Some U.S. medical schools are sending students to train with small-town, country doctors. The would-be physicians get tempted with all the local attractions during their stay too. It’s all part of an experiment to draw a new generation of docs to struggling rural areas.
Katherine Schaffer is excited to meet people who share her interest in rural medical practice. She says her med-school friends worry they wouldn’t have a social life in a small town.
Schaffer’s friends aren’t alone in their concerns. To combat the image of boring country life, medical colleges like East Tennessee State University’s Quillen College of Medicine organize outings and cultural experiences in Appalachia. They’re hoping to sell students on going rural after graduation. Schools like Quillen go the extra country mile to show students what rural life offers—bike trips, storytellers, local foods, whitewater rafting, and even cattle branding.
“It’s a little sense of what the fun part of rural life can be,” says Dr. Dana King. He is the faculty chair of the Family Medicine Department at West Virginia University School of Medicine.
At the University of Colorado School of Medicine, students meet with the mayor, police chief, or other rural community leaders. They interview residents to learn about the town. “We want to give students an idea about what goes into the workings of a small community,” says Dr. Mark Deutchman, director of the school’s rural track.
Dr. Darrin Nichols says the rural program at West Virginia confirmed his choice to practice near his hometown of roughly 800 people. He was struck by the camaraderie of coal miners he met during a trip organized by the school.
It is human nature to desire community. (Genesis 2:18) When we seek out relationships—in the city or the country—we reflect God’s three-in-one nature and His purpose.
“I always wanted to stay near my family,” Nichols says, “and practice in a community that had those types of relationships.”

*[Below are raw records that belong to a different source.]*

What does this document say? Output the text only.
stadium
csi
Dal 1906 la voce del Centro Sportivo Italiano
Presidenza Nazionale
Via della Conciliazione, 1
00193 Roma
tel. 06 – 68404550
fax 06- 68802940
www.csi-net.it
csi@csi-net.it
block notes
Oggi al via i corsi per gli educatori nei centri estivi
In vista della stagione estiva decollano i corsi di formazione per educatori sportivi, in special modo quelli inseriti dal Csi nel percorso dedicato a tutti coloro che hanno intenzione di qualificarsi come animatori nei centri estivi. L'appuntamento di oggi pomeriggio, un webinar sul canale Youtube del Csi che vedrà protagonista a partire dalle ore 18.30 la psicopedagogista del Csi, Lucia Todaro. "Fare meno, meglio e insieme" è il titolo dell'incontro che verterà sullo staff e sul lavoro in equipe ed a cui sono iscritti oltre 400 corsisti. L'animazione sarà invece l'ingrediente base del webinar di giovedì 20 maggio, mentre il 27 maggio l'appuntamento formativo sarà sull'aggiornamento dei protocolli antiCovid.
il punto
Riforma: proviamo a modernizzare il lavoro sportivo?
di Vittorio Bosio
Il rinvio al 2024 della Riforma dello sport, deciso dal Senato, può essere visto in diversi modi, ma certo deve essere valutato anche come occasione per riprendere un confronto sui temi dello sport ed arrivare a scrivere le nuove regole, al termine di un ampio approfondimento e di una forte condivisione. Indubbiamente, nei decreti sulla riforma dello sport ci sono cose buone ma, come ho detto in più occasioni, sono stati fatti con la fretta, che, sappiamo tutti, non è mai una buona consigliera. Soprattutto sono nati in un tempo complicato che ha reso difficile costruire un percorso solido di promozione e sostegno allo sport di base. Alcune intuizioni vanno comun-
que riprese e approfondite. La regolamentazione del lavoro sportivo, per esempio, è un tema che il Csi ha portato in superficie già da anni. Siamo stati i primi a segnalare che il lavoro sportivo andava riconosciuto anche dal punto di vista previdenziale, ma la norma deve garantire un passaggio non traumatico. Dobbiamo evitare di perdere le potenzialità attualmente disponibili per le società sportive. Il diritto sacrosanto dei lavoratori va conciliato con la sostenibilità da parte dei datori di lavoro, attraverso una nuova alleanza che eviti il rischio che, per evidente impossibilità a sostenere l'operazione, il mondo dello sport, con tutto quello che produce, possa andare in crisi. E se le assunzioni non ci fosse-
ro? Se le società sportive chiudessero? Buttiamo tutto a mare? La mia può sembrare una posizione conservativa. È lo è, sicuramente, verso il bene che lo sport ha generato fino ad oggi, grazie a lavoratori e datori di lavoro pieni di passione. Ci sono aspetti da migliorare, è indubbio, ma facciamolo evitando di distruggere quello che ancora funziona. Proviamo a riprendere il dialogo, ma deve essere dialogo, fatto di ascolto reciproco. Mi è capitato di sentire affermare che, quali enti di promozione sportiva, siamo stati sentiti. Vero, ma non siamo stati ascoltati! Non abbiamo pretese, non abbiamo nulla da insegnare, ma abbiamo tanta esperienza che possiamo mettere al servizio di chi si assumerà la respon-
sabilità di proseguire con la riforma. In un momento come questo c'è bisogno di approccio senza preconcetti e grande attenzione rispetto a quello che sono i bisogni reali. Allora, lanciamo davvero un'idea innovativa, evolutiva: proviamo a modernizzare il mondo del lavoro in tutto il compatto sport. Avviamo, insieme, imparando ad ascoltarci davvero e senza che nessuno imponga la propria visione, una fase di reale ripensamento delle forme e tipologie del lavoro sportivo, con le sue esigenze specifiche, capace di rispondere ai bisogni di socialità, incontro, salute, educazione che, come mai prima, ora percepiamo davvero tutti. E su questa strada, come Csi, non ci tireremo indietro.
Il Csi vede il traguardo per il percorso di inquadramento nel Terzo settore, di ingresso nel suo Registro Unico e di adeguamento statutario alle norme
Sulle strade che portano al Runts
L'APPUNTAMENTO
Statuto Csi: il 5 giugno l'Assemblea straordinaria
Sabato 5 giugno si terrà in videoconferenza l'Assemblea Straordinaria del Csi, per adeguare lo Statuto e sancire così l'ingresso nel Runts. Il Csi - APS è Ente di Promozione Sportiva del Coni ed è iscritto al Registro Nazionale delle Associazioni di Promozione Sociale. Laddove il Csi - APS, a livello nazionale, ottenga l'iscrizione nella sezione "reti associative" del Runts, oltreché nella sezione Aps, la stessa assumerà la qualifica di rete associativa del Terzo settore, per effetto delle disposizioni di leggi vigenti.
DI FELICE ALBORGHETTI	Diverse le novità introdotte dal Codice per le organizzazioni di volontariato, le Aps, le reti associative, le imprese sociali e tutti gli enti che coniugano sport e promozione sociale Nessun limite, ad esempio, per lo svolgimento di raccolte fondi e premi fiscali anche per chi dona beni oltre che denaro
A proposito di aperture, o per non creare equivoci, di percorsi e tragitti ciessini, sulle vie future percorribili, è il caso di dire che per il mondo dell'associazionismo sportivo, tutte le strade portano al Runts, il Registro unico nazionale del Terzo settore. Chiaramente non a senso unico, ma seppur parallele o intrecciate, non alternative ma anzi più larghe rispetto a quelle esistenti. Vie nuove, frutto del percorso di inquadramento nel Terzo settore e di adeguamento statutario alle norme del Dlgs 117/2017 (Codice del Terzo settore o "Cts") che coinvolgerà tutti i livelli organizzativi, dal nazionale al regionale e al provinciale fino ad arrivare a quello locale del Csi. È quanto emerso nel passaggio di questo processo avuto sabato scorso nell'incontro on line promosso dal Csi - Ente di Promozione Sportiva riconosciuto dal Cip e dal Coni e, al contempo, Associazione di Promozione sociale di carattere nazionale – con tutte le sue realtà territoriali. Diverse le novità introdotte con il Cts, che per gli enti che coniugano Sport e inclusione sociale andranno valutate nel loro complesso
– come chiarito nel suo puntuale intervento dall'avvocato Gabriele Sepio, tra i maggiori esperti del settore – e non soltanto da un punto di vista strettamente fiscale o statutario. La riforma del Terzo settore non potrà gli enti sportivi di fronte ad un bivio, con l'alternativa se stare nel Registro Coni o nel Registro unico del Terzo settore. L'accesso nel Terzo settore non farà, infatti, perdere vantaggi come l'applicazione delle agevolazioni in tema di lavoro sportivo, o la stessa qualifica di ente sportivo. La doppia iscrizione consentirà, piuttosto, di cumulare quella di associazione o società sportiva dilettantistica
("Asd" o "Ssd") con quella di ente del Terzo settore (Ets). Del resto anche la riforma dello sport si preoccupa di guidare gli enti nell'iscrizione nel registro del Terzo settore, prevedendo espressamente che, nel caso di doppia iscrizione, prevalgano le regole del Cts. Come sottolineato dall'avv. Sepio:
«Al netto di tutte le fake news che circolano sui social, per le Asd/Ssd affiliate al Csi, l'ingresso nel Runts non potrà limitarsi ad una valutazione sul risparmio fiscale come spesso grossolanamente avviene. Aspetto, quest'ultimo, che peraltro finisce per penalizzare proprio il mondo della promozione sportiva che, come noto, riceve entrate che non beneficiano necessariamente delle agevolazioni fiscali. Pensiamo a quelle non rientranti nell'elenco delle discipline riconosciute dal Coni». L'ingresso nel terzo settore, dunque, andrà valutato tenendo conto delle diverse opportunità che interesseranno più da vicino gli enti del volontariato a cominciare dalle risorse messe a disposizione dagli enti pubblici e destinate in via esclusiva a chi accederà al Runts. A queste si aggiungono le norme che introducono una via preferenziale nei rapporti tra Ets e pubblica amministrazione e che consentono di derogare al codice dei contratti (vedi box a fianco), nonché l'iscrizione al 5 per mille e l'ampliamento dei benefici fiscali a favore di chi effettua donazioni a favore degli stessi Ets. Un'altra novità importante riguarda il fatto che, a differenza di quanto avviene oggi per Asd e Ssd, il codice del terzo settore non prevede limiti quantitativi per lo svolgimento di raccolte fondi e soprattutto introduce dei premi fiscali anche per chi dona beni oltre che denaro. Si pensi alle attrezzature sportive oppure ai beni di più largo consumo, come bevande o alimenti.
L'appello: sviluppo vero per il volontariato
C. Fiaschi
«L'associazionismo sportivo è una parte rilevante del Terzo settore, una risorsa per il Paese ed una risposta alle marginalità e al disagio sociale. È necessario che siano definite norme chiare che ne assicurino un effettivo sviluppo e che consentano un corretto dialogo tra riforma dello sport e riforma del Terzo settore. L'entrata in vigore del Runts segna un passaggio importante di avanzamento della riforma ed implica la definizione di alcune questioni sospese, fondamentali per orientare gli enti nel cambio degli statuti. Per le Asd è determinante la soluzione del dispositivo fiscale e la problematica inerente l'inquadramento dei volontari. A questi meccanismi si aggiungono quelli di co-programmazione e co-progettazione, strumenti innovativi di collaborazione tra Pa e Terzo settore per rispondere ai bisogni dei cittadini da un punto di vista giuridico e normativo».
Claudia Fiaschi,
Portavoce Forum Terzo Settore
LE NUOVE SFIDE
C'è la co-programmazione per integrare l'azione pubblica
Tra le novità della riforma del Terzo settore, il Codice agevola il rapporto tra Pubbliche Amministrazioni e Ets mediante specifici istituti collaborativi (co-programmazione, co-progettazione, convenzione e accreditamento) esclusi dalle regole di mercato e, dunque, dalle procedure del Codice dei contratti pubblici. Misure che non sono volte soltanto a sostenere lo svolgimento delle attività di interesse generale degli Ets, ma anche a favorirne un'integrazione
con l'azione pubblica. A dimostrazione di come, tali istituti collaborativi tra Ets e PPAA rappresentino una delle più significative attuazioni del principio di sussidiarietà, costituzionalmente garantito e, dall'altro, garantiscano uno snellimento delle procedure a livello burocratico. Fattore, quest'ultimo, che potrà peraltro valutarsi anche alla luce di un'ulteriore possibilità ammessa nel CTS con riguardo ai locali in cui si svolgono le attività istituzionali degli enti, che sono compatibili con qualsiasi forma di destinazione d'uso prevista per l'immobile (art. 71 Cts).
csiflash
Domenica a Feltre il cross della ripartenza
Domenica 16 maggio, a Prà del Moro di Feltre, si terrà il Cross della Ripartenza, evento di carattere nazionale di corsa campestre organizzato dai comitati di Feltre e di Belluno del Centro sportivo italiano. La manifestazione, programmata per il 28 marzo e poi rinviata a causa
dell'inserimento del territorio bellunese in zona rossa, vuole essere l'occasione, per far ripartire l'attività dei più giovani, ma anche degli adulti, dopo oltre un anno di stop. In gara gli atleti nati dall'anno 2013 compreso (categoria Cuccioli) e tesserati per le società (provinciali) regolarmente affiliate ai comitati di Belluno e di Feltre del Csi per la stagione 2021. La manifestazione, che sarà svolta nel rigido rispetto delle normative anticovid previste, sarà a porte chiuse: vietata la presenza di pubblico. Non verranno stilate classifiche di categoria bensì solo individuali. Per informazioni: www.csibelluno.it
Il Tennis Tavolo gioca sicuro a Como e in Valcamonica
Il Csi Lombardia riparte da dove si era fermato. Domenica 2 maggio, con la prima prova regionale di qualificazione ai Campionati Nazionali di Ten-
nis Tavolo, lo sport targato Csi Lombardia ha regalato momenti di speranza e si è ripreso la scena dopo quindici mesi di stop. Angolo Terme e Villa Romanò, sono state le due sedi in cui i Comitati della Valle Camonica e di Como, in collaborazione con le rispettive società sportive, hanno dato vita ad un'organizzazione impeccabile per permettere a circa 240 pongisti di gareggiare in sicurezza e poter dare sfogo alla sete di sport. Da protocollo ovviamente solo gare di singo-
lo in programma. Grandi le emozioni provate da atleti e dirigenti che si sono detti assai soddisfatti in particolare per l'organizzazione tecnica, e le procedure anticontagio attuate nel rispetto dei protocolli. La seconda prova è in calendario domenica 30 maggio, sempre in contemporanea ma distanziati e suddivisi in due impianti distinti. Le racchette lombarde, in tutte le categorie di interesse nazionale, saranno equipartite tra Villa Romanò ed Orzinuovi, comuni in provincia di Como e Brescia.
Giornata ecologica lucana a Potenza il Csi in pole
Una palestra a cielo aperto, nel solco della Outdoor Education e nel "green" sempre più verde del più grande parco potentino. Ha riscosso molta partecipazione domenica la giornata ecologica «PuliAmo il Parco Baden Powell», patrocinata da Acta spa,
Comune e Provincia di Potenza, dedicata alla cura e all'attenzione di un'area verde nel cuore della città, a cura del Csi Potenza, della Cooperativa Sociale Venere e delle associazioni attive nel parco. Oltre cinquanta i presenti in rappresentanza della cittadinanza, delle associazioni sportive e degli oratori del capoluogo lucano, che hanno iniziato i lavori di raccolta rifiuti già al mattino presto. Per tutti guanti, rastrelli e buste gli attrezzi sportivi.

The U.S. Department of Health and Human Services estimates that rural America needs nearly 4,000 more physicians than it has. Currently, about 39 accredited medical colleges have rural training tracks. That’s about a fifth of U.S. medical schools.
Dr. Joseph Florence directs the rural programs at Quillen. He says big-city medical programs push students to become specialists, not primary care doctors. “They beat rural out of you by the time you leave,” he says. Rural track programs, on the other hand, give general practitioner students opportunity to “not only be accepted but be appreciated for” offering needed, but simpler, care.